Ein Junge verkauft Melonen auf einem Markt in Bagan, Myanmar.
Die Gegensätze in der Verteilung des Wohlstands des Landes sind extrem, sagt Augustin. © picture-alliance / dpa / Sebastian Kahnert
Franz Xaver Augustin im Gespräch mit Liane von Billerbeck · 10.02.2014
Myanmar ist nach 50 Jahren Diktatur auf einem guten Weg in eine offenere Gesellschaft, sagt Franz Xaver Augustin.
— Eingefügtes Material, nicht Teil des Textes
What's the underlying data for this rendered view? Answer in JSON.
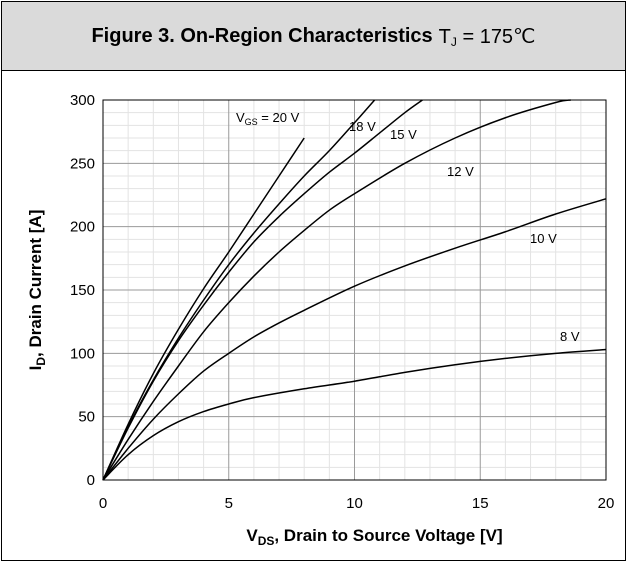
{
  "title": {
    "main": "Figure 3. On-Region Characteristics",
    "tj_symbol": "T",
    "tj_sub": "J",
    "tj_value": "= 175℃"
  },
  "chart_data": {
    "type": "line",
    "title": "Figure 3. On-Region Characteristics TJ = 175℃",
    "xlabel": "VDS, Drain to Source Voltage [V]",
    "ylabel": "ID, Drain Current [A]",
    "xlim": [
      0,
      20
    ],
    "ylim": [
      0,
      300
    ],
    "xticks": [
      0,
      5,
      10,
      15,
      20
    ],
    "yticks": [
      0,
      50,
      100,
      150,
      200,
      250,
      300
    ],
    "grid": true,
    "minor_grid": true,
    "series": [
      {
        "name": "VGS = 20 V",
        "label_main": "V",
        "label_sub": "GS",
        "label_rest": " = 20 V",
        "x": [
          0,
          1,
          2,
          3,
          4,
          5,
          6,
          7,
          8
        ],
        "y": [
          0,
          44,
          84,
          119,
          151,
          180,
          210,
          240,
          270
        ]
      },
      {
        "name": "18 V",
        "label_main": "18 V",
        "label_sub": "",
        "label_rest": "",
        "x": [
          0,
          1,
          2,
          3,
          4,
          5,
          6,
          7,
          8,
          9,
          10,
          10.8
        ],
        "y": [
          0,
          42,
          79,
          112,
          142,
          170,
          195,
          218,
          240,
          260,
          282,
          300
        ]
      },
      {
        "name": "15 V",
        "label_main": "15 V",
        "label_sub": "",
        "label_rest": "",
        "x": [
          0,
          1,
          2,
          3,
          4,
          5,
          6,
          7,
          8,
          9,
          10,
          11,
          12,
          12.7
        ],
        "y": [
          0,
          41,
          78,
          110,
          138,
          164,
          188,
          208,
          226,
          243,
          258,
          274,
          290,
          300
        ]
      },
      {
        "name": "12 V",
        "label_main": "12 V",
        "label_sub": "",
        "label_rest": "",
        "x": [
          0,
          1,
          2,
          3,
          4,
          5,
          6,
          7,
          8,
          9,
          10,
          12,
          14,
          16,
          18,
          18.6
        ],
        "y": [
          0,
          32,
          62,
          90,
          117,
          140,
          161,
          180,
          197,
          213,
          226,
          250,
          270,
          286,
          298,
          300
        ]
      },
      {
        "name": "10 V",
        "label_main": "10 V",
        "label_sub": "",
        "label_rest": "",
        "x": [
          0,
          1,
          2,
          3,
          4,
          5,
          6,
          7,
          8,
          10,
          12,
          14,
          16,
          18,
          20
        ],
        "y": [
          0,
          25,
          48,
          68,
          86,
          100,
          113,
          124,
          134,
          153,
          169,
          183,
          196,
          210,
          222
        ]
      },
      {
        "name": "8 V",
        "label_main": "8 V",
        "label_sub": "",
        "label_rest": "",
        "x": [
          0,
          1,
          2,
          3,
          4,
          5,
          6,
          8,
          10,
          12,
          14,
          16,
          18,
          20
        ],
        "y": [
          0,
          20,
          35,
          46,
          54,
          60,
          65,
          72,
          78,
          85,
          91,
          96,
          100,
          103
        ]
      }
    ]
  }
}
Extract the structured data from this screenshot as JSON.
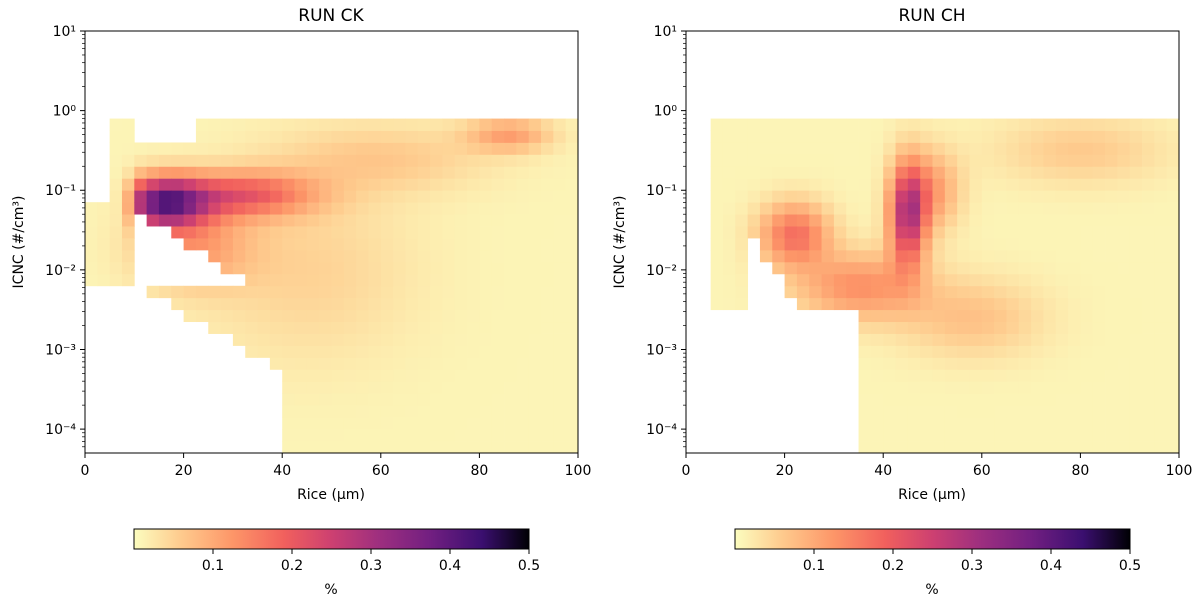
{
  "chart_data": [
    {
      "type": "heatmap",
      "title": "RUN CK",
      "xlabel": "Rice (μm)",
      "ylabel": "ICNC (#/cm³)",
      "xlim": [
        0,
        100
      ],
      "ylim_log10": [
        -4.3,
        1
      ],
      "yscale": "log",
      "x_ticks": [
        "0",
        "20",
        "40",
        "60",
        "80",
        "100"
      ],
      "y_ticks": [
        "10⁻⁴",
        "10⁻³",
        "10⁻²",
        "10⁻¹",
        "10⁰",
        "10¹"
      ],
      "colorbar": {
        "label": "%",
        "min": 0,
        "max": 0.5,
        "ticks": [
          "0.1",
          "0.2",
          "0.3",
          "0.4",
          "0.5"
        ],
        "colormap": "magma_r"
      },
      "grid": false
    },
    {
      "type": "heatmap",
      "title": "RUN CH",
      "xlabel": "Rice (μm)",
      "ylabel": "ICNC (#/cm³)",
      "xlim": [
        0,
        100
      ],
      "ylim_log10": [
        -4.3,
        1
      ],
      "yscale": "log",
      "x_ticks": [
        "0",
        "20",
        "40",
        "60",
        "80",
        "100"
      ],
      "y_ticks": [
        "10⁻⁴",
        "10⁻³",
        "10⁻²",
        "10⁻¹",
        "10⁰",
        "10¹"
      ],
      "colorbar": {
        "label": "%",
        "min": 0,
        "max": 0.5,
        "ticks": [
          "0.1",
          "0.2",
          "0.3",
          "0.4",
          "0.5"
        ],
        "colormap": "magma_r"
      },
      "grid": false
    }
  ]
}
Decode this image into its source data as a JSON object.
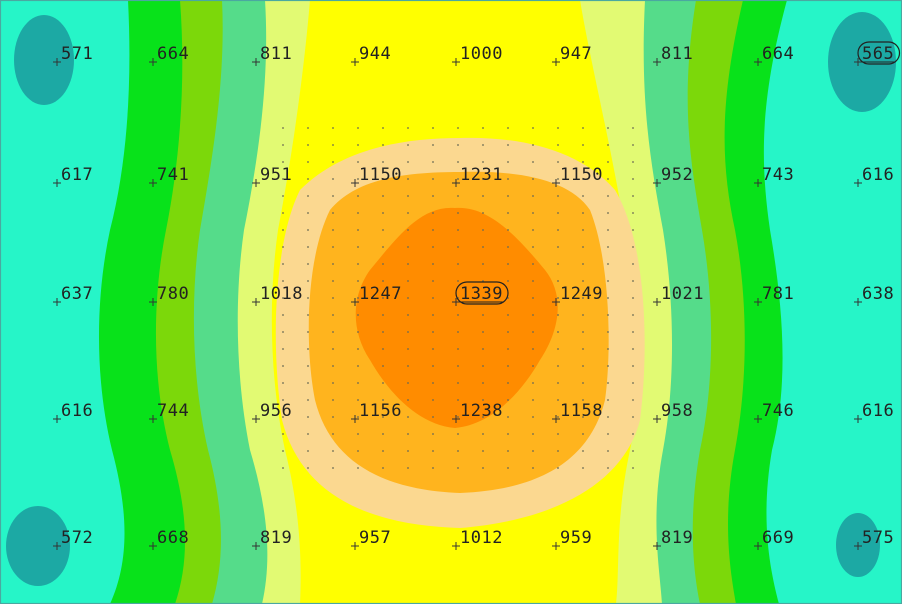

Das Angebot des Goethe-Instituts in den Sparten Kultur, Bildung und Kunst könne viel zur Entwicklung beitragen, so der neue Leiter kurz vor der Eröffnung.
Liane von Billerbeck: 50 Jahre Militärdiktatur, die werfen einen langen Schatten auf ein Land, auch wenn es sich inzwischen geöffnet hat. Myanmar, das frühere Birma, das im Ausland vor allem mit dem Gesicht von Friedensnobelpreisträgerin Aung San Suu Kyi verbunden wird, einer Ikone der Freiheit. Bundespräsident Joachim Gauck wird sie heute treffen und er wird – und darum soll es jetzt bei uns gehen – auch ein neues Goethe-Institut in der Hauptstadt Yangon eröffnen. Es ist das 159. und es wird geleitet von Franz Xaver Augustin. Mit dem habe ich vor unserer Sendung über Skype gesprochen und die Aufzeichnung dieses Interviews war überaus kompliziert, denn das Telefonnetz in Myanmar ist wackelig, aber auch via Skype mussten wir mehrere Male ansetzen, um weiter miteinander reden zu können. Da lag es nahe, dass ich den neuen Goethe-Chef Franz Xaver Augustin zuerst gefragt habe, wie denn die Arbeitsbedingungen für ihn und seine Kollegen bei Goethe derzeit sind.
Franz Xaver Augustin: Im Moment ist alles noch sehr, sehr schwierig. Ich bin jetzt seit fünf Wochen offiziell hier. Insgesamt ist die Infrastruktur des Landes immer noch sehr, sehr mau. Da hat sich in den letzten drei, vier Jahren einiges getan. Als ich die ersten male hier war, habe ich immer gesagt, ich fahre jetzt wieder ins Loch. Und war dann vier Tage, fünf Tage, solange ich hier war, verschwunden, denn man konnte tatsächlich weder telefonieren, noch über Internet kommunizieren. Mittlerweile hat sich das erheblich gebessert, aber gut ist es immer noch nicht, wie man gerade merkt.
von Billerbeck: An dieser Verbindung ja auch.
Augustin: An dieser Verbindung. – Das wird sich aber insgesamt bessern, wie man überhaupt sagen möchte, dass das Land auf einem guten Weg ist und wahrscheinlich auch in eine bessere Zukunft blickt.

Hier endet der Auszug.